Caden’s head swiveled between us with the speed of someone who had just discovered gossip. "Hold on. She picked your clothes? Yesterday’s blue situation was Hardy’s doing?"
"We went shopping." Felicity’s tone was completely innocent. "Friends do that."
"Friends." Caden tested the word like he was trying to determine if it contained poison. "Sure. Friends."
I was about to respond when the temperature on the field dropped about ten degrees.
Not literally. But it felt like it.
Imara Steele walked onto Field Epsilon at exactly 6:00 AM, because of course she did. The woman probably synchronized her footsteps to atomic clocks.
She wore Halloran’s standard instructor athletic wear, navy blue compression everything that hugged her frame with a thoroughness that made me briefly forget I had a girlfriend.
Steele’s physique was the kind of thing that happened when someone spent two decades in active Hero work and never stopped training afterward. Her arms showed definition without bulk, her shoulders carried the breadth of someone who actually used them for combat rather than just lifting weights, and her legs were frankly absurd.
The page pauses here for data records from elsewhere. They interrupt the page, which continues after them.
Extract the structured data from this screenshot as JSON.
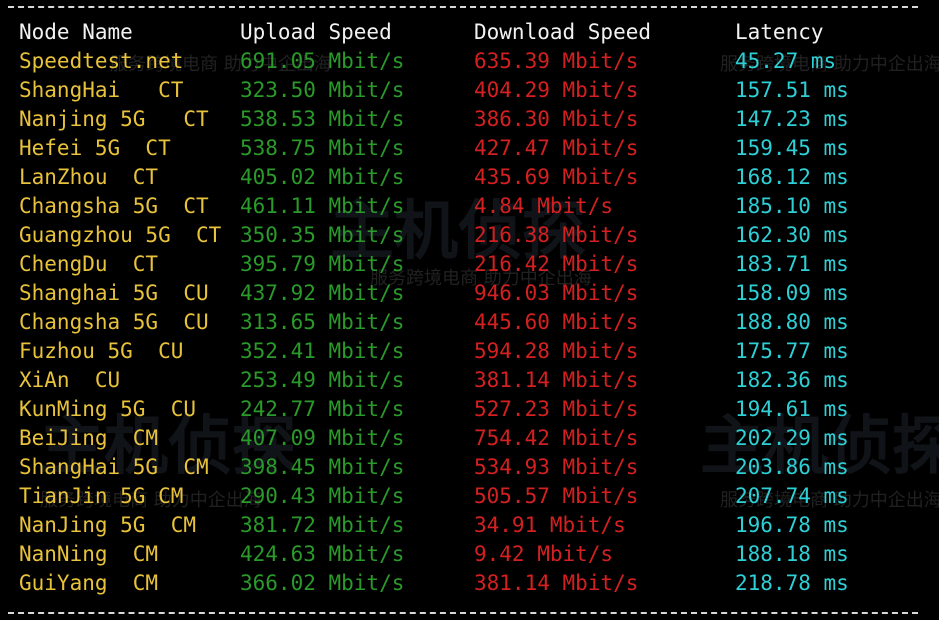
{
  "header": {
    "node": "Node Name",
    "upload": "Upload Speed",
    "download": "Download Speed",
    "latency": "Latency"
  },
  "rows": [
    {
      "node": "Speedtest.net",
      "upload": "691.05 Mbit/s",
      "download": "635.39 Mbit/s",
      "latency": "45.27 ms"
    },
    {
      "node": "ShangHai   CT",
      "upload": "323.50 Mbit/s",
      "download": "404.29 Mbit/s",
      "latency": "157.51 ms"
    },
    {
      "node": "Nanjing 5G   CT",
      "upload": "538.53 Mbit/s",
      "download": "386.30 Mbit/s",
      "latency": "147.23 ms"
    },
    {
      "node": "Hefei 5G  CT",
      "upload": "538.75 Mbit/s",
      "download": "427.47 Mbit/s",
      "latency": "159.45 ms"
    },
    {
      "node": "LanZhou  CT",
      "upload": "405.02 Mbit/s",
      "download": "435.69 Mbit/s",
      "latency": "168.12 ms"
    },
    {
      "node": "Changsha 5G  CT",
      "upload": "461.11 Mbit/s",
      "download": "4.84 Mbit/s",
      "latency": "185.10 ms"
    },
    {
      "node": "Guangzhou 5G  CT",
      "upload": "350.35 Mbit/s",
      "download": "216.38 Mbit/s",
      "latency": "162.30 ms"
    },
    {
      "node": "ChengDu  CT",
      "upload": "395.79 Mbit/s",
      "download": "216.42 Mbit/s",
      "latency": "183.71 ms"
    },
    {
      "node": "Shanghai 5G  CU",
      "upload": "437.92 Mbit/s",
      "download": "946.03 Mbit/s",
      "latency": "158.09 ms"
    },
    {
      "node": "Changsha 5G  CU",
      "upload": "313.65 Mbit/s",
      "download": "445.60 Mbit/s",
      "latency": "188.80 ms"
    },
    {
      "node": "Fuzhou 5G  CU",
      "upload": "352.41 Mbit/s",
      "download": "594.28 Mbit/s",
      "latency": "175.77 ms"
    },
    {
      "node": "XiAn  CU",
      "upload": "253.49 Mbit/s",
      "download": "381.14 Mbit/s",
      "latency": "182.36 ms"
    },
    {
      "node": "KunMing 5G  CU",
      "upload": "242.77 Mbit/s",
      "download": "527.23 Mbit/s",
      "latency": "194.61 ms"
    },
    {
      "node": "BeiJing  CM",
      "upload": "407.09 Mbit/s",
      "download": "754.42 Mbit/s",
      "latency": "202.29 ms"
    },
    {
      "node": "ShangHai 5G  CM",
      "upload": "398.45 Mbit/s",
      "download": "534.93 Mbit/s",
      "latency": "203.86 ms"
    },
    {
      "node": "TianJin 5G CM",
      "upload": "290.43 Mbit/s",
      "download": "505.57 Mbit/s",
      "latency": "207.74 ms"
    },
    {
      "node": "NanJing 5G  CM",
      "upload": "381.72 Mbit/s",
      "download": "34.91 Mbit/s",
      "latency": "196.78 ms"
    },
    {
      "node": "NanNing  CM",
      "upload": "424.63 Mbit/s",
      "download": "9.42 Mbit/s",
      "latency": "188.18 ms"
    },
    {
      "node": "GuiYang  CM",
      "upload": "366.02 Mbit/s",
      "download": "381.14 Mbit/s",
      "latency": "218.78 ms"
    }
  ],
  "watermark": {
    "slogan": "服务跨境电商 助力中企出海",
    "brand": "主机侦探"
  },
  "colors": {
    "background": "#000000",
    "node": "#e8c23a",
    "upload": "#2a9a2a",
    "download": "#d42020",
    "latency": "#2ed0d6",
    "header": "#f2f2f2"
  }
}
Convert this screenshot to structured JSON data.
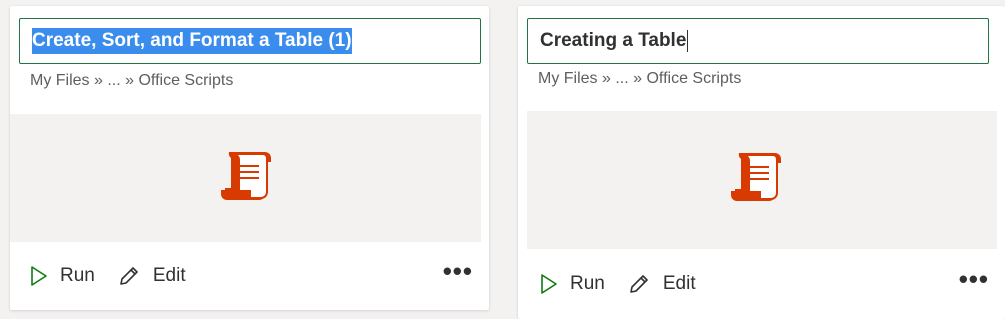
{
  "cards": [
    {
      "title_selected": "Create, Sort, and Format a Table (1)",
      "breadcrumb": "My Files » ... » Office Scripts",
      "run_label": "Run",
      "edit_label": "Edit",
      "more_label": "•••"
    },
    {
      "title": "Creating a Table",
      "breadcrumb": "My Files » ... » Office Scripts",
      "run_label": "Run",
      "edit_label": "Edit",
      "more_label": "•••"
    }
  ],
  "colors": {
    "accent_border": "#217346",
    "selection_bg": "#3b8ded",
    "script_icon": "#d83b01",
    "run_icon": "#107c10"
  },
  "icons": {
    "script": "office-script-icon",
    "run": "play-icon",
    "edit": "pencil-icon",
    "more": "more-options-icon"
  }
}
I’m talking thighs that looked like they’d been carved from bronze by a sculptor with very specific interests. The kind of legs that made you understand why ancient civilizations put goddesses on pedestals.
Her dark skin gleamed in the early light and her natural hair was cropped short enough to stay completely out of her face. Her expression communicated that she had already evaluated everyone present and found us lacking.
"Class 1-B." Her voice carried across the field without shouting. "Welcome to conditioning. Some of you will hate this. Some of you will hate this more. Neither matters. What matters is that you leave this field stronger than you arrived, or you leave this program entirely. Questions before we begin?"
Nobody raised a hand.
"Good. We’re running. Five miles. No Aspects. No excuses. Anyone who finishes after thirty-five minutes repeats the run tomorrow in addition to tomorrow’s session. Go."
She didn’t yell start. She didn’t blow a whistle. She just said go with the casual authority of someone who expected immediate compliance and usually got it.
We went.
The first mile was manageable. I settled into a pace somewhere in the middle of the pack, faster than I’d run during yesterday’s evaluation but not fast enough to draw attention. Caden fell in beside me, his breathing already starting to labor.
"This is abuse." He gasped between strides. "This is definitely abuse. Can we report her?"
"To who?"
"I don’t know. Someone. The authorities. The UN."
"Pretty sure the UN doesn’t handle Hero Academy conditioning complaints."
"They should. This feels like a war crime."
Camille blazed past us on the left, her ponytail streaming behind her like a flag marking conquest. She didn’t look at either of us. She didn’t need to.